Paper
Lockstep-Parallel Dualization of Surface Triangulations
Description
We present a massively parallel lockstep algorithm for dualizing large numbers of surface triangulation graphs, and an effective implementation for CPU, GPU and multi-GPU. The algorithm is fully combinatorial, i.e., it does not require or use a planar or spatial embedding, only the graph.
This work is motivated by a wish to perform computational chemistry experiments on entire isomerspaces of polyhedral molecules, comprising billions of distinct molecules, each represented by a cubic graph. However, the algorithm applies not only to triangulations of the sphere, but to any triangulations of oriented surfaces of any genus, for example toroidal topologies.

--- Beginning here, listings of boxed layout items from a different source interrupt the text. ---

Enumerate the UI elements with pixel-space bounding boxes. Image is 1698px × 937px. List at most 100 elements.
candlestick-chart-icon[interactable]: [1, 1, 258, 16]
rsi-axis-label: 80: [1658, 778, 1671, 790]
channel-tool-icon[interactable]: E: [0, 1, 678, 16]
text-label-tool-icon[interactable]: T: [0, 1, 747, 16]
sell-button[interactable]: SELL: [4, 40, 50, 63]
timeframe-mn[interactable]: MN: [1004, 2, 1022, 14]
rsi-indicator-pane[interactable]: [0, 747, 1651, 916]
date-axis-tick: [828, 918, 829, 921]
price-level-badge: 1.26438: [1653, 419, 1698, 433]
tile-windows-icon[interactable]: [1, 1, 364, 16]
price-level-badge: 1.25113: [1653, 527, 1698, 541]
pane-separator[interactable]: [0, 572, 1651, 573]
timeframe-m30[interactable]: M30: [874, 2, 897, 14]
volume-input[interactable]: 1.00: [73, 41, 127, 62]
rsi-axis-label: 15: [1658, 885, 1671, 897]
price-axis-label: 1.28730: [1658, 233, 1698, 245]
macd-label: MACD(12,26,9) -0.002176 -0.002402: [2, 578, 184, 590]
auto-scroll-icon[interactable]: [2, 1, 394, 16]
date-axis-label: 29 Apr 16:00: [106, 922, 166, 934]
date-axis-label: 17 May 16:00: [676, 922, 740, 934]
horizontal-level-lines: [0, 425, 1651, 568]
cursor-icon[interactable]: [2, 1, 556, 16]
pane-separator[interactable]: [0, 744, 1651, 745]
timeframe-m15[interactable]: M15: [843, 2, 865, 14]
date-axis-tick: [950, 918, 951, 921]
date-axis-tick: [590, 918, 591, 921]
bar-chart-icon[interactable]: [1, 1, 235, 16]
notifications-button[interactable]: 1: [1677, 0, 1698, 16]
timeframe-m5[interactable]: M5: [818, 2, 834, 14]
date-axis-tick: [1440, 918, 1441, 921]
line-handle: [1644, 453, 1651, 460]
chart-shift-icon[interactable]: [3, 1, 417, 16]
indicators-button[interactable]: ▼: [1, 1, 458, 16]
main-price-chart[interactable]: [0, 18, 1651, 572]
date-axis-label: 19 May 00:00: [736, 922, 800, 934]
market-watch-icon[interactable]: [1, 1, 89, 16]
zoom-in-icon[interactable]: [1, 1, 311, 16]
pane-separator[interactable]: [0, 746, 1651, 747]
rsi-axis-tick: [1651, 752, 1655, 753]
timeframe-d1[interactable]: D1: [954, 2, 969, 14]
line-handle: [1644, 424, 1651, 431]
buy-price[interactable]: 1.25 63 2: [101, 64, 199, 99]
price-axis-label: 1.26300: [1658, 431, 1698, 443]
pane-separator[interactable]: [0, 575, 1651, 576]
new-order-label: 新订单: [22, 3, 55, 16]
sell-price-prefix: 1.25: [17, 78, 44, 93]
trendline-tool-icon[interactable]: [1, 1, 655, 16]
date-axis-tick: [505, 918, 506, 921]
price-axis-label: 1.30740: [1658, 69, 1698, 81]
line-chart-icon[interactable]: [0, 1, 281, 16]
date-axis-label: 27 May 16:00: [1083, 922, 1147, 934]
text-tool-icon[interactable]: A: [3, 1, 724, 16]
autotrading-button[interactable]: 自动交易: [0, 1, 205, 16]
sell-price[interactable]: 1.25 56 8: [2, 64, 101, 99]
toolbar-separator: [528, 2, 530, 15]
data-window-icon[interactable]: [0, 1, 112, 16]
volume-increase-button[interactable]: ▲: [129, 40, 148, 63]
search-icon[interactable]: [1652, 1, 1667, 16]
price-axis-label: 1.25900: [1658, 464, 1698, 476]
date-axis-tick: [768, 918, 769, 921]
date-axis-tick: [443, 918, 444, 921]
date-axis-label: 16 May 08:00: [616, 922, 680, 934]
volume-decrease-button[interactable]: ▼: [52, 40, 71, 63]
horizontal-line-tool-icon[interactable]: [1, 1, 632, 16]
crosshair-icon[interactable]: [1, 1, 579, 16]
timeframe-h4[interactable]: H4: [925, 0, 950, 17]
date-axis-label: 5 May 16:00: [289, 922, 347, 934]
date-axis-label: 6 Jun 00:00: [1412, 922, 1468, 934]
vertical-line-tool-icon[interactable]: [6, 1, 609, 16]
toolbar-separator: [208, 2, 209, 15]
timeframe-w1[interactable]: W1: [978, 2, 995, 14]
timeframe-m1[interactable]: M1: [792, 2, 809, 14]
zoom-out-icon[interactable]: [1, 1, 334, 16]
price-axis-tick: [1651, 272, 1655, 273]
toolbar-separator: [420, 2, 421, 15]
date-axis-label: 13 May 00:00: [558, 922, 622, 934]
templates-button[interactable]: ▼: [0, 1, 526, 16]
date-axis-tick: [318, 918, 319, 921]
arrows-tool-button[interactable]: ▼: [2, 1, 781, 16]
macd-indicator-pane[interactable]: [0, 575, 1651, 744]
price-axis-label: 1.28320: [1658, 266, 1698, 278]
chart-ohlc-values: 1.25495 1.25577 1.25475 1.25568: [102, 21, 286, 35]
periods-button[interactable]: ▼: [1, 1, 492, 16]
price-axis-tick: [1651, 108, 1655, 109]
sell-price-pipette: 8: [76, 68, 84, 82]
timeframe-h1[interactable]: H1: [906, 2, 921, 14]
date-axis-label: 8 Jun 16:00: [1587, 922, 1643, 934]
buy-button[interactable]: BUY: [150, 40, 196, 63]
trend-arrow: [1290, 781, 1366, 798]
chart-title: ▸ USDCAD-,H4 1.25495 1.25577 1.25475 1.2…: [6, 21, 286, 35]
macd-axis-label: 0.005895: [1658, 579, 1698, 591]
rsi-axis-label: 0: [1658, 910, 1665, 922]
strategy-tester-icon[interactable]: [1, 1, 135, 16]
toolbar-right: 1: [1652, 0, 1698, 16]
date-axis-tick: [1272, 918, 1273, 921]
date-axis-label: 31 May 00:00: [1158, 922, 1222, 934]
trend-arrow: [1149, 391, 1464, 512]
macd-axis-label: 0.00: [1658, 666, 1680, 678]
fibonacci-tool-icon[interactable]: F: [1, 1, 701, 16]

Our multi-vendor implementation in SYCL outperforms the previous sequential state-of-the-art by 4 orders of magnitude on our consumer NVIDIA RTX3080 Graphics Processing Unit (GPU), with average throughput 37ps(+/- 0.1ps) per vertex (varying from 50ps to 31ps for C72-C200). Thus, dualizing e.g. all 214,127,742 C200 fullerene molecules adds a mere 1.49s(+/- 0.01s) to the total processing time, negligible compared to the two hours required to generate the graphs. We subsequently perform extreme multi-node-multi-GPU scaling experiments on the LUMI-G supercomputer, achieving near-perfect scaling up to 1024 MI250x Graphics Compute Dies (GCD), in total 14.5 million cores. Calculations show that dualization has moved from a bottle-neck to being ready to contribute to our planned large-scale chemical experiments for all 2.7 x 10^12 fullerene molecules from C20 through C400.